One of the things that I find most challenging about being a skeptic, is the inevitable confrontations that arise in regular social conversation with friends, family members and colleagues. Talking with colleagues about things like complementary & alternative medicine, psychics, astrology and the like is particularly difficult for me. The colleague relationship can be a difficult one, as often we spend more time with these people than with our own family without ever getting to know them very well. This makes broaching difficult or controversial topics with them all the more tricky. With friends and family, I feel we know each other well enough to know what level to pitch the discussion at, how far I can push it and which topics might be better to avoid. Whilst Mike Meraz and his most excellent Actually Speaking podcast have been wonderfully helpful in improving my communication skills in relation to skeptical issues, this is an area I still feel that I could improve upon a lot.
As with most corporate organisations, there is quite a culture at my work of forwarding on emails. You know the ones I mean, things like “coke will dissolve a tooth overnight”, toxic chemicals in consumer products and 9/11 conspiracy theories. Often people will print out these emails and pin them up on the board in the tearoom (as if spamming everyone wasn’t enough). What’s really frustrating about the circulation of these emails amongst my colleagues is that virtually everyone I work with is from some sort of science, engineering or technical background. That they blindly accept these claims, in particular those that can be so easily tested using the scientific principles that they should be very familiar with, is so disheartening. Of all the people in the world, scientists are the best equipped to critically, rationally and logically assess information but many have either lost these skills, or do not bother to put them into practice.
I do love my morning coffee, but I don’t tend to go to morning tea in the tearoom where credulous conversations about these emails undoubtedly take place. So in the meantime while I am still developing my conversational skills, I have created an alter-ego I am dubbing ‘The Skeptical Ninja’. The Skeptical Ninja pins up Snopes entries next to the emails, or other credible sources which debunk or contest the (mis)information.

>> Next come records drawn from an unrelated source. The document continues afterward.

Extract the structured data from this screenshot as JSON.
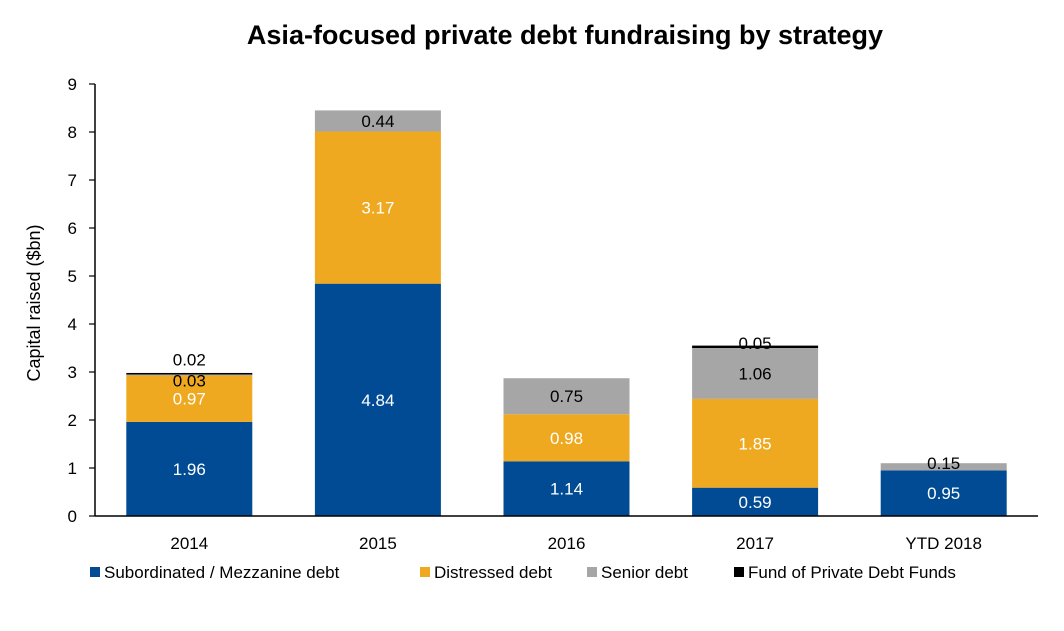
{
  "chart_data": {
    "type": "bar",
    "stacked": true,
    "title": "Asia-focused private debt fundraising by strategy",
    "xlabel": "",
    "ylabel": "Capital raised ($bn)",
    "ylim": [
      0,
      9
    ],
    "yticks": [
      0,
      1,
      2,
      3,
      4,
      5,
      6,
      7,
      8,
      9
    ],
    "grid": false,
    "legend_position": "bottom",
    "categories": [
      "2014",
      "2015",
      "2016",
      "2017",
      "YTD 2018"
    ],
    "series": [
      {
        "name": "Subordinated / Mezzanine debt",
        "color": "#004B93",
        "label_color": "#ffffff",
        "values": [
          1.96,
          4.84,
          1.14,
          0.59,
          0.95
        ],
        "labels": [
          "1.96",
          "4.84",
          "1.14",
          "0.59",
          "0.95"
        ]
      },
      {
        "name": "Distressed debt",
        "color": "#EEA921",
        "label_color": "#ffffff",
        "values": [
          0.97,
          3.17,
          0.98,
          1.85,
          0
        ],
        "labels": [
          "0.97",
          "3.17",
          "0.98",
          "1.85",
          ""
        ]
      },
      {
        "name": "Senior debt",
        "color": "#A6A6A6",
        "label_color": "#000000",
        "values": [
          0.03,
          0.44,
          0.75,
          1.06,
          0.15
        ],
        "labels": [
          "0.03",
          "0.44",
          "0.75",
          "1.06",
          "0.15"
        ]
      },
      {
        "name": "Fund of Private Debt Funds",
        "color": "#000000",
        "label_color": "#000000",
        "values": [
          0.02,
          0,
          0,
          0.05,
          0
        ],
        "labels": [
          "0.02",
          "",
          "",
          "0.05",
          ""
        ]
      }
    ]
  }
}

I hope that this will encourage those who print and forward the emails to be a little more critical of their content. Sometimes forwarded emails are fun, or just plain silly, but there are many that perpetuate dangerous urban myths, erroneous health information and ridiculous conspiracy theories. Until I become more confident in my conversational skills, I hope that The Skeptical Ninja can do a little bit to chip away at the wall of ignorance and credulity that exists within so many people.
The media have gotten themselves into a tizz today concerning the wearing of the burqa by Muslim women in Australia. It all started with this article by Liberal senator Cory Bernadi, in which he says “For safety and for society, the burqa needs to be banned in Australia.”
Bernadi makes some excellent points about the burqa, in particular these two:
“the burqa represents the repressive domination of men over women which has no place in our society and compromises some of the most important aspects of human communication.”
“Equality of women is one of the key values in our secular society and any culture that believes only women should be covered in such a repressive manner is not consistent with the Australian culture and values“.
Predictably, the media have overlooked this entirely rational and justifed feminist position, in favour of the more sensationalist ‘freedom of religion/racism/bigotry/’ line. And the comments on The Age article reflect views that I suspect fairly well reflect those of the general public.
Whilst I’d love to see Muslim women the world over liberated and freed from the burqa, I wonder what the psychological and mental health consequences of a burqa ban would be. Surely, a Muslim woman choses to don a burqa because she believes that God or Allah, wants her to do so. When a woman has seen her female role-models wear the burqa, been raised from birth to believe that she must obey what her holy text, religious leaders and most importantly, husband, tell her to do, surely a government law enforcing that she should not wear it must have a profound effect on her emotional well-being. Should she be forced to remove it, would this conflict with her idea of what is ‘right’ so severely as to impact upon her mental health? Is the suffering of one generation of Muslim women worth it to break the chain of oppression and free their daughters and grand-daughters? And might we see (or not see, as is so often with domestic violence), husbands of these women reacting adversly to the ban, and taking it out on their wives.
Whilst I’ve found numerous news articles, editorials and opinion pieces on the banning of the burqa, I have been unable to find anything addressing any possible repurcussions regarding the pyschological wellbeing and mental health of women who are forced to remove their burqas. Maybe I am completely off track here, I know very few Muslims, and certainly none well enough to have a conversation about this issue with. I do hope that this issue doesn’t go away though, as I feel it will serve to open more people’s eyes and minds as to the crimes against women that are committed in the name of all religions, not just Islam.